Despite many advances in treatment, diabetes continues to be the leading cause of chronic renal failure, adult blindness and limb amputation, and a major risk factor for heart disease, stroke and birth defects. To decrease the burden of this disease, a better understanding of the molecular mechanisms regulating insulin secretion by b-cell and insulin action in peripheral tissues is urgently needed, so that new interventions can be developed. Our strategy is to gain this knowledge through genetic studies of maturity-onset diabetes of the young (MODY) - an autosomal dominant form of early-onset diabetes. This approach has led during the previous funding period to the identification of the tyrosine kinase BLK as a previously unrecognized modulator of b-cell function that acts as a stimulator of insulin synthesis and secretion in response to glucose. In this grant renewal application, we propose to continue this research by seeking further insights onto the molecular mechanisms through which BLK modulates b-cell function and by pursuing the positional cloning of a new MODY gene placed on chromosome 4q32, where we have observed significant linkage in the Joslin collection of MODY families.
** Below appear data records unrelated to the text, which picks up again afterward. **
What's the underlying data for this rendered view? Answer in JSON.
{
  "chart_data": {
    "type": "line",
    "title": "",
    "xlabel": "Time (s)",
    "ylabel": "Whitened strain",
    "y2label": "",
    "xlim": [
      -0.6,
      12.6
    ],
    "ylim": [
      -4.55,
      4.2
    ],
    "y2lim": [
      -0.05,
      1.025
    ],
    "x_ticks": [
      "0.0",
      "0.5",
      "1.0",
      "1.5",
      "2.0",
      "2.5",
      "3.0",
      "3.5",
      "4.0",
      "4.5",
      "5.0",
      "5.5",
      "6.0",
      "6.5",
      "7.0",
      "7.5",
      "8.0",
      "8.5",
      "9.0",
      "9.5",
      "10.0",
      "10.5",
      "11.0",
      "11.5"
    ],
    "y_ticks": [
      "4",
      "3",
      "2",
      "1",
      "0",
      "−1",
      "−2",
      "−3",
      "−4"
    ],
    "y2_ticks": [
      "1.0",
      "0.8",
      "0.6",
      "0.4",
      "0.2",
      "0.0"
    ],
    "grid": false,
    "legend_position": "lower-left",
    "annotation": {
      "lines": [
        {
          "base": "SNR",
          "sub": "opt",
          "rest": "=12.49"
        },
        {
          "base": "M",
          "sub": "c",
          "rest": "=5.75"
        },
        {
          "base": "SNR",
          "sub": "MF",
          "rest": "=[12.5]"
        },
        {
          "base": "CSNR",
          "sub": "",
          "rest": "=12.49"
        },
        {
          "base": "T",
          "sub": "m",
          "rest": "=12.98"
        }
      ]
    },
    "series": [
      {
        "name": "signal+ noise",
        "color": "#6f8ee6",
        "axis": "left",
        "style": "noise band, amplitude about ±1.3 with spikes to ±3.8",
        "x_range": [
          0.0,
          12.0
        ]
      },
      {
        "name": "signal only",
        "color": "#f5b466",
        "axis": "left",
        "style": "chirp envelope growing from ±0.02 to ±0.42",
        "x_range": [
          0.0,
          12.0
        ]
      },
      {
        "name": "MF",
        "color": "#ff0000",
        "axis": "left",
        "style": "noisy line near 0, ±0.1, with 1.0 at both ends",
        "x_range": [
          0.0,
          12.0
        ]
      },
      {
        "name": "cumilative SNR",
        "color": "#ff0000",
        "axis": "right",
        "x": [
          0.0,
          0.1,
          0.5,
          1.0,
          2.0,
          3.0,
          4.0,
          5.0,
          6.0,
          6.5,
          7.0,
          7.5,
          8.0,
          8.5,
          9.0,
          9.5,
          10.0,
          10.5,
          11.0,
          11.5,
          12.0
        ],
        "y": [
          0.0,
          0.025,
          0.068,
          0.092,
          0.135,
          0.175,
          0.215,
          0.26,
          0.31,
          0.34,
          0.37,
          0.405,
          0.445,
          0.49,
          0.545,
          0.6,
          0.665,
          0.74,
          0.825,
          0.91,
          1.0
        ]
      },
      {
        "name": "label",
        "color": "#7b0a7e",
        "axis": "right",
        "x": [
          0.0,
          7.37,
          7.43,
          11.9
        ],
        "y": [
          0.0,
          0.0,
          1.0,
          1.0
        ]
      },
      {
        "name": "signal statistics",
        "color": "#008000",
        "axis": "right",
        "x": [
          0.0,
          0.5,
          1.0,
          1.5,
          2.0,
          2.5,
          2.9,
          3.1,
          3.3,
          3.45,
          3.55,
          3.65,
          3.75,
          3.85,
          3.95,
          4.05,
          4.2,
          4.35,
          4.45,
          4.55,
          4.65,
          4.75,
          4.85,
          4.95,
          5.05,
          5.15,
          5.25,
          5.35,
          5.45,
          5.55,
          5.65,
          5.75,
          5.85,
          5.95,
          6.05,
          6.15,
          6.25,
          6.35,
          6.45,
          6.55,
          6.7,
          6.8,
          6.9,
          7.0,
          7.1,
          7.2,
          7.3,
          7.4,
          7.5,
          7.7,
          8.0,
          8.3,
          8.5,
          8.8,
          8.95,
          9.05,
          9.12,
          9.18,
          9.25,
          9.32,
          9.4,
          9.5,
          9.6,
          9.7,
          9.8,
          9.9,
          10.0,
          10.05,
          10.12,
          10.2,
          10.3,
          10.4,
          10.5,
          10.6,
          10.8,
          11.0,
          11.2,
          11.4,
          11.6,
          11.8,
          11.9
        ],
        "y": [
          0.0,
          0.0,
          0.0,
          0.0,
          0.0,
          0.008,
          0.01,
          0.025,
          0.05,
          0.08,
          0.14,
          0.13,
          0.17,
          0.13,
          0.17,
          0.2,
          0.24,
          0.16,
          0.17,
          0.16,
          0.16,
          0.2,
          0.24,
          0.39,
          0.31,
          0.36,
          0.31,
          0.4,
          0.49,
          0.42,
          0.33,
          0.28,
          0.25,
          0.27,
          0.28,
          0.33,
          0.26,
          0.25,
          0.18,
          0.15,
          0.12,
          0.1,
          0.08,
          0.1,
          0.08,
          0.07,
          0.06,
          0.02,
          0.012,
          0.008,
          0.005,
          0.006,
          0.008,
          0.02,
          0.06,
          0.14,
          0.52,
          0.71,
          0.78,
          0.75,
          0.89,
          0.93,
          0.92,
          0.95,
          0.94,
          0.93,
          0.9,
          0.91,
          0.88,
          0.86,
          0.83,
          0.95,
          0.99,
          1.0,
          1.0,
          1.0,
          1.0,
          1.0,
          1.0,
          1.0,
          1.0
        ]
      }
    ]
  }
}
Our specific aims are: 1. To investigate the molecular mechanisms by which the MODY gene BLK impacts b-cell function. We will perform in vitro and in vivo studies to systematically examine the effects of the BLK gene on b-cell function, proliferation, and survival. We will first investigate the effects of gain or loss of function of BLK in MIN6 b-cells. We will then study an existing global BLK KO mouse as well as an inducible-b-cell-specific BLK KO mouse that we will create during this grant. Mice will be phenotyped through detailed physiological studies to characterize their glucose homeostasis and b-cell function. 2. To identify and functionally characterize the sequence variants underlying the new MODY locus on chromosome 4q32. We will use next-gen sequencing technologies to compile a comprehensive catalog of the rare variants carried by the diabetes-linked haplotypes at 4q32. From these, we will select a set of candidate variants that have a high in silico likelihood of being involved in the etiology of MODY in these families. We will then determine which of these variants are causally linked to diabetes by means of functional studies. Several important features distinguish our proposal. First, it is based on extensive preliminary data concerning the role of BLK in b-cell physiology and demonstrating the feasibility of using next-gen sequencing for positional cloning. Second, it takes advantage of one of the largest available collections of MODY families unaccounted for by known MODY genes. Third, it builds on the ongoing collaboration between a genetic epidemiologist and a b-cell molecular physiologist with complementary expertise. Finally, and most importantly, our proposal has an especially high translational value, potentially leading to the identification of novel drug targets, with critical implications for the development of new interventions to curb the on-going diabetes epidemic.
The goal of this project is to identify genes involved in the development of MODY and understand the mechanisms through which these affect glucose homeostasis. Availability of new genetic markers of MODY would facilitate the diagnosis of this form of diabetes, with implications for treatment optimization (e.g., for transferring previously undiagnosed MODY from insulin therapy to oral medications). Perhaps more importantly, understanding the function of the genes may point to as yet undiscovered molecular pathways regulating insulin secretion and action, which may in turn suggest novel targets for the development of new drugs to prevent or treat common, multifactorial forms of type 2 diabetes.